Se levant à l'heure même, ils retournèrent à Jérusalem, et ils trouvèrent les onze, et ceux qui étaient avec eux, assemblés et disant: Le Seigneur est réellement ressuscité, et il est apparu à Simon. Et ils racontèrent ce qui leur était arrivé en chemin, et comment ils l'avaient reconnu au moment où il rompit le pain.
Genèse 28:10-21
Jacob partit de Beér-Chéba et s'en alla à Harân. Il atteignit un endroit où il passa la nuit, car le soleil était couché. Il prit l'une des pierres de l'endroit, il la plaça sous sa tête, et il se coucha à cet endroit.
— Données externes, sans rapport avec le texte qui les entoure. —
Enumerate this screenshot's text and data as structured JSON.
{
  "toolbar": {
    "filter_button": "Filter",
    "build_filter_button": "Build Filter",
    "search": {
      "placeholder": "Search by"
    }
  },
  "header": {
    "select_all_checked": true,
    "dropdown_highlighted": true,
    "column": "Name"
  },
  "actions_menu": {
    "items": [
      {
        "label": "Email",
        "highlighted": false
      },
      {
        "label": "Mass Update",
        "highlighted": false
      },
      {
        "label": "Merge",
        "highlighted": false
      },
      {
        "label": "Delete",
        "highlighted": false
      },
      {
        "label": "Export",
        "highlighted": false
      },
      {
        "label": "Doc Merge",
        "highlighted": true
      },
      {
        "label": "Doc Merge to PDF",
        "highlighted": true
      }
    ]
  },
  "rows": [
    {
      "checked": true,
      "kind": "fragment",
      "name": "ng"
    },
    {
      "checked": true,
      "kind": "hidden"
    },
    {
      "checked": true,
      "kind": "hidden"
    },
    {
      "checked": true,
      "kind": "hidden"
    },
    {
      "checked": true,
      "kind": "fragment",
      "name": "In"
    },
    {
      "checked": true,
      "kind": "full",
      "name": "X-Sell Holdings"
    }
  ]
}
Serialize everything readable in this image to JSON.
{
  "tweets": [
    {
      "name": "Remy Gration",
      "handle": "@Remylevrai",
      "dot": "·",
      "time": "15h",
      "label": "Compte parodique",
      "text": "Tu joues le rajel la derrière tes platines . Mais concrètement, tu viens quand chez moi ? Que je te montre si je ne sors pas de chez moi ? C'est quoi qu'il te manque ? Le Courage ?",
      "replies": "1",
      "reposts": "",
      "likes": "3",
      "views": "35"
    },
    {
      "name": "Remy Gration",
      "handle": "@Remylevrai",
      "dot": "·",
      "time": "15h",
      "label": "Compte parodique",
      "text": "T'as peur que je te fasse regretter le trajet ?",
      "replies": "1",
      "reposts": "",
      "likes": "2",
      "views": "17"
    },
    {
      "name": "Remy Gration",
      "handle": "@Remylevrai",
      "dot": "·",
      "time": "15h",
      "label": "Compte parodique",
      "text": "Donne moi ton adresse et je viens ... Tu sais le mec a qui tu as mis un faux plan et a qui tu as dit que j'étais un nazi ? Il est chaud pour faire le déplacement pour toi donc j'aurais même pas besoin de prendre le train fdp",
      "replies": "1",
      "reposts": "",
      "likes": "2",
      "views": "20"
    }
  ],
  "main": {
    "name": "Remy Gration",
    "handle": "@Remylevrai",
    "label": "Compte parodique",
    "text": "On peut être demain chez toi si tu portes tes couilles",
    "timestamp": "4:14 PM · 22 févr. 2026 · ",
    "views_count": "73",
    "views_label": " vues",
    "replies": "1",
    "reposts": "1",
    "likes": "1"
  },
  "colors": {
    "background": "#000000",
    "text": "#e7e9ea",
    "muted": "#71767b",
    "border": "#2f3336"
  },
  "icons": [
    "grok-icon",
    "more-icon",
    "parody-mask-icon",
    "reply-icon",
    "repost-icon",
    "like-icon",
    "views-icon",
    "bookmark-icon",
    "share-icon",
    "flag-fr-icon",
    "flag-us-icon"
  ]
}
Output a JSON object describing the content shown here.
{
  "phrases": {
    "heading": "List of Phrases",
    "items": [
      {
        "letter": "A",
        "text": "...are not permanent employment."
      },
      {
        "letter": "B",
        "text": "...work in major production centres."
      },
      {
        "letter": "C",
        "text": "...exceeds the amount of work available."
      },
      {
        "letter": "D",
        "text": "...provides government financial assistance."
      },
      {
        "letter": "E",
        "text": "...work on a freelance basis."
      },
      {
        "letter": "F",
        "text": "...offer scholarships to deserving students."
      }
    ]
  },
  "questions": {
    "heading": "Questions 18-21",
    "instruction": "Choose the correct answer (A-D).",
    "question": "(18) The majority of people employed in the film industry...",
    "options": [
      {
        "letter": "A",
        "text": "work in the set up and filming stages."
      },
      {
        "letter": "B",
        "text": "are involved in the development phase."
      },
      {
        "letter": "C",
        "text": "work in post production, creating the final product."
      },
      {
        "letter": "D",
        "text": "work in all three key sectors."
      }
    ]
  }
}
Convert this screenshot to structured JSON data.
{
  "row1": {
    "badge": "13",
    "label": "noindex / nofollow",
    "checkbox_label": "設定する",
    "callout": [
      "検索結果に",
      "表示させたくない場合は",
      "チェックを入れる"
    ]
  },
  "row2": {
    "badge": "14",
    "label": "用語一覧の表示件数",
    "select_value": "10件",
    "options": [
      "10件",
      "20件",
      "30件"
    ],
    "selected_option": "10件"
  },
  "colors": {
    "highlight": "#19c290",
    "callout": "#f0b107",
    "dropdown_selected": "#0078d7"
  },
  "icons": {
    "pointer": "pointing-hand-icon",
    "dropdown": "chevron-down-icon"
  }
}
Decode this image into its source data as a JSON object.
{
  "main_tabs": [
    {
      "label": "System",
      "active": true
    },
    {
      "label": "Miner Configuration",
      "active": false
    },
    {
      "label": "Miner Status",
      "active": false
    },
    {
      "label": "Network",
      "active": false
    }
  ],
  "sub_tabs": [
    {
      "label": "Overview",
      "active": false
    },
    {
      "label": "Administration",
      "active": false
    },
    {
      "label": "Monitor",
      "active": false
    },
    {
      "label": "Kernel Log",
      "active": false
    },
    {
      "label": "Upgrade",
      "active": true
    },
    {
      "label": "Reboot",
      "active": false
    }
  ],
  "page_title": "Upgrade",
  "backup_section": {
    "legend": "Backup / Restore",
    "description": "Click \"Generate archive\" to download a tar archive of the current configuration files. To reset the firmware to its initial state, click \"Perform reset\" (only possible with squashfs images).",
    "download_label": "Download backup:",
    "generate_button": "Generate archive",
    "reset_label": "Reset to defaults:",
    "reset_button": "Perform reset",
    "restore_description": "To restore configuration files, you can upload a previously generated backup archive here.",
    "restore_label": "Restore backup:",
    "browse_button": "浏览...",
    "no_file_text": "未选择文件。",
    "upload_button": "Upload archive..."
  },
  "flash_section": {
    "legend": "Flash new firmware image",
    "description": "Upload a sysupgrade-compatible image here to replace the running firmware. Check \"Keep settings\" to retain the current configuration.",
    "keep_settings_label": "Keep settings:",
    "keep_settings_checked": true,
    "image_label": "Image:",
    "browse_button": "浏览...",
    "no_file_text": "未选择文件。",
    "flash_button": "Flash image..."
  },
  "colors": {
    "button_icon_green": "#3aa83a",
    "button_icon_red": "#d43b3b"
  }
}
Il eut un rêve. Voici qu'une échelle était dressée sur la terre, et son sommet touchait au ciel ; et les anges de Dieu y montaient et y descendaient. Or l'Éternel se tenait au-dessus d'elle ; il dit : Je suis l'Éternel, le Dieu d'Abraham, ton père, et le Dieu d'Isaac
... Voici : je suis moi-même avec toi, je te garderai partout où tu iras et je te ramènerai dans ce territoire ; car je ne t'abandonnerai pas, avant d'avoir accompli ce que je te dis.
Jacob s'éveilla de son sommeil et dit: Certainement, l'Éternel est présent dans cet endroit, et moi, je ne le savais pas !
Il eut de la crainte et dit : Que cet endroit est redoutable ! Ce n'est rien moins que la maison de Dieu, c'est la porte des cieux !
Jacob se leva de bon matin ; il prit la pierre qu'il avait placée sous sa tête, il l'érigea en stèle et versa de l'huile sur son sommet. Il donna le nom de Béthel à cet endroit, mais la ville s'appelait Oulammaüs (aupraravant Luz). Jacob fit un vœu en disant : Si Dieu est avec moi et me garde sur la route où je vais, s'il me donne du pain à manger et des habits pour me vêtir, et si je retourne en paix à la maison de mon père, alors l'Éternel sera mon Dieu. Cette pierre que j'ai érigée en stèle, sera la maison de Dieu. Je te donnerai la dîme de tout ce que tu me donneras.